Regie: Eszter Hajdú
Original-Titel: Hungary 2018
Erscheinungsjahr: 2018
Genre: Dokumentation
IMDB-Link: Hungary 2018
„We’re fucked.“ So lautete das Fazit der Interview-Führerin nach dem Q&A mit Eszter Hajdú und Sándor Mester, die 2018 den Wahlkampf des ehemaligen ungarischen Premierministers und nunmehrigen Oppositionsführer Ferenc Gyurcsány begleitet hatten. Das Ergebnis ist bekannt: Die regierende Fidesz-Partei von Viktor Orbán landete einen Erdrutschsieg und zementierte Orbán noch fester im Sessel der Macht. Das „We’re fucked“ bezog sich auf die Einschätzung, die die beiden Filmmacher und Gyurcsány in „Hungary 2018“ treffen: Das war vielleicht die letzte Möglichkeit, Orbán mit demokratischen Mitteln aus dem Sessel zu hieven. Denn was der Film schonungslos und für wirklich jeden verständlich aufzeigt, ist, wie die Regierung über die Kontrolle der Medien und eine ganz klar abgestimmte (Des)Informationsstrategie die Bevölkerung in eine Art Psychose stürzt, in der Angst und Hass die Pfeiler für Wahlergebnisse wie eben jenes von 2018 sind. Wozu braucht man eine Diktatur, wenn man absolute Machtansprüche auch mit den Instrumenten der Demokratie realisieren kann? Für Orbán und seine Fidesz genügt es, der Bevölkerung über die von der Partei kontrollierten Medien (und das sind 90% aller ungarischen Medien) immer wieder mit rhetorisch einfachsten Mitteln die Trinität des Bösen zu präsentieren: Die Einwanderer. George Soros. Die EU. Damit ist in Orbáns Welt alles erklärt, und es wird nichts in Frage gestellt. An einem Punkt meint ein hochrangiger Fidesz-Minister zum Auditorium: „Ich kann mit Ihnen sofort nach Paris fahren und einen ganzen Nachmittag durch die Stadt gehen. Wir werden keinen einzigen Weißen auf der Straße sehen.“ Und die Bevölkerung? Sie glaubt diesen Lügen. Denn wenn alle Medien das Gleiche berichten, dann wird es wohl stimmen, oder? „Hungary 2018“ zeigt auf, wie eine Diktatur funktioniert. Gyurcsánys Kampf um eine Umkehr von diesem Irrsinn ist ehrlich geführt, aber hoffnungslos. Denn wie eine Wahl gewinnen, wenn man von der Bevölkerung nicht wahrgenommen wird außer auf den Plakaten der Gegenseite, wo man zum ultimativ Bösen und Verräter stilisiert wird? „Hungary 2018“ zeigt auch, wie „Austria 2022“ sein kann. Lassen wir das nicht zu. Denn sonst sind wir fucked.

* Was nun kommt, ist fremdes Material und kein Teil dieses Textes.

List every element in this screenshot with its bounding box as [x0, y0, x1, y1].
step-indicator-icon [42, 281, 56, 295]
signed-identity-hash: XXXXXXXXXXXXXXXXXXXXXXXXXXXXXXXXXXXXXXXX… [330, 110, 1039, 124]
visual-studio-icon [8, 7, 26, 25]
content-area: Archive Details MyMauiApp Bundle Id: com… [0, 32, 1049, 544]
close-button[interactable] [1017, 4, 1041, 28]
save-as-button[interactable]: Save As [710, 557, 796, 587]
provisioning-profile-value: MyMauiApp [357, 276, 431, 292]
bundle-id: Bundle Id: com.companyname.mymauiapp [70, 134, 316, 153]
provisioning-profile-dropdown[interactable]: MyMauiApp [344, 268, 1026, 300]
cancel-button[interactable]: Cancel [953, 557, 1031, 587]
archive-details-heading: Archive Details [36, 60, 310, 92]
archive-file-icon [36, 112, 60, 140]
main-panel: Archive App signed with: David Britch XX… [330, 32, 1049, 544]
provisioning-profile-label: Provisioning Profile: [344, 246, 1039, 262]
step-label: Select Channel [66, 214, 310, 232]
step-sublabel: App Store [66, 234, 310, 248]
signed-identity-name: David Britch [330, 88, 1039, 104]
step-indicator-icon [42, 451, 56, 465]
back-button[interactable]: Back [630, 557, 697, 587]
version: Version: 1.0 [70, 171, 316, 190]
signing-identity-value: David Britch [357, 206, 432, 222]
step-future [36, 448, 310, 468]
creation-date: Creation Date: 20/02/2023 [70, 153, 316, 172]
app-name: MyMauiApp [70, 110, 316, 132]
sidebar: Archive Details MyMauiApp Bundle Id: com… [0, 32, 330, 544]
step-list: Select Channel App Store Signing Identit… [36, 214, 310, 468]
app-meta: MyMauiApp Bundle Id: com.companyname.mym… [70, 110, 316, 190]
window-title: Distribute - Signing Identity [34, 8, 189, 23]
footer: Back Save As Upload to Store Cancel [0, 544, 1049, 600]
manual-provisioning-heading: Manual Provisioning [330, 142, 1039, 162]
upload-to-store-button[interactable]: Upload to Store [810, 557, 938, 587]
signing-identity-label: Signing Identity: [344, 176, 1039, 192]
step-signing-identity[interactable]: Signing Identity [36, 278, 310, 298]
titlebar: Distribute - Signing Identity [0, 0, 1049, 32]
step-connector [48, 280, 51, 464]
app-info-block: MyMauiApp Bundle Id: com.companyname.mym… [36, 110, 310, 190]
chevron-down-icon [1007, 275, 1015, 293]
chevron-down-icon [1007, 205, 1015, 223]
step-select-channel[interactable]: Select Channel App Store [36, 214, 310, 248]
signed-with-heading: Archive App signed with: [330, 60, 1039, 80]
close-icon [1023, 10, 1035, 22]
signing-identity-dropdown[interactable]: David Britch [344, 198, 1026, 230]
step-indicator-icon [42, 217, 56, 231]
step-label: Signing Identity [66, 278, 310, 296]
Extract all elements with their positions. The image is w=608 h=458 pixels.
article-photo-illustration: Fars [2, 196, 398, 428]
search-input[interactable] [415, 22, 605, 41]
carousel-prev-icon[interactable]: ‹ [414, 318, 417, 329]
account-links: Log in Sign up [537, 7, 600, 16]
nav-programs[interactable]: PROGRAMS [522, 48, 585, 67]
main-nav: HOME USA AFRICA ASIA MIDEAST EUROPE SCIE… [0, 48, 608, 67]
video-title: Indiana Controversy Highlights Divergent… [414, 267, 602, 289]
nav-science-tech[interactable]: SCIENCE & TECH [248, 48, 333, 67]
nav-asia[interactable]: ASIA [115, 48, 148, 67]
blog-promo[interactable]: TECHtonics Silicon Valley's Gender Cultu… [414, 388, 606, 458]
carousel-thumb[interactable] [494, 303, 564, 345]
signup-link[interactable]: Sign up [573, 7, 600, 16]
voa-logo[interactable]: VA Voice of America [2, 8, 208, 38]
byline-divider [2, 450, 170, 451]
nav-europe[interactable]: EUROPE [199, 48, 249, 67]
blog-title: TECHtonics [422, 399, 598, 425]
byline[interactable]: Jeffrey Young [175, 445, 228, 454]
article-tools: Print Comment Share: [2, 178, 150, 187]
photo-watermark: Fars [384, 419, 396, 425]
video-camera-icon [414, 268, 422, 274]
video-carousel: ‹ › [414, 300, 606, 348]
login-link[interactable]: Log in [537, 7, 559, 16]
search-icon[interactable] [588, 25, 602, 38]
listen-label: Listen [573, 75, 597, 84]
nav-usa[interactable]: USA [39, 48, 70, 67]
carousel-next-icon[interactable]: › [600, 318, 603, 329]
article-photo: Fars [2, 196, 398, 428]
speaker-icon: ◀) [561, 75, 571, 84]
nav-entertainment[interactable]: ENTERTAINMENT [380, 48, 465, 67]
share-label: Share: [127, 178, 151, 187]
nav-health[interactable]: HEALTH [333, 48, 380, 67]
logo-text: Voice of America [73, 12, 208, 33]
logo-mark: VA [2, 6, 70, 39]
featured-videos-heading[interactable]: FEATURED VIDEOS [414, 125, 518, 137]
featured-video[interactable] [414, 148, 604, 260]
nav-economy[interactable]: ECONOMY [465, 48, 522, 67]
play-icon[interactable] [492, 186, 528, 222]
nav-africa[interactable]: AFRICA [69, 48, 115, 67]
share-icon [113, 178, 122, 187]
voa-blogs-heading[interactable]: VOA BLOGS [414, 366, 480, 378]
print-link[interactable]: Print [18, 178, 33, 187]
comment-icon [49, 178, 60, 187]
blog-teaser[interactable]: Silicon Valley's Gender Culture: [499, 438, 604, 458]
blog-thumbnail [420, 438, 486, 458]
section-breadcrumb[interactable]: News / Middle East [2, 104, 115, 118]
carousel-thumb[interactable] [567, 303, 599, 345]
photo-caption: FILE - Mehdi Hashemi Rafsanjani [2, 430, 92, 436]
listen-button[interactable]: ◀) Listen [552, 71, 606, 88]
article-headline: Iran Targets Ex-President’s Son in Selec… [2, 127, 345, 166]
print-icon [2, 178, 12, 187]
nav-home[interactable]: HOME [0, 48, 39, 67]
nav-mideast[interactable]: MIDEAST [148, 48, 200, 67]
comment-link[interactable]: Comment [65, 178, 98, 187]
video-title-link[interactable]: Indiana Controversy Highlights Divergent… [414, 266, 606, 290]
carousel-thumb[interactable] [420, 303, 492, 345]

Für den Film, um noch mal eine Bewertung einzubringen, vergebe ich 7 Punkte und keine noch höhere Wertung, da er sich vielleicht ein wenig zu sehr auf Gyurcsány konzentriert und die (mit Sicherheit hochinteressanten) Stimmen des Wahlvolks dabei zwar nicht ausklammert, aber nicht so zur Geltung bringt. Gerade die Stimmen von Fidesz-Wählern hätten mich aber auch sehr interessiert. Wie denken Menschen, die eine solche Gehirnwäsche erfahren haben? Und wo könnte man bei ihnen vielleicht ansetzen? Das sind dringliche Fragen unserer heutigen Zeit, die der Film dann leider nicht wirklich berücksichtigt – bzw. angesichts der schwierigen Verhältnisse bei der Produktion (so wollten einige Crew-Mitglieder namentlich im Abspann nicht genannt werden aus Angst vor Repressalien durch das Orbán-Regime) nicht berücksichtigen kann.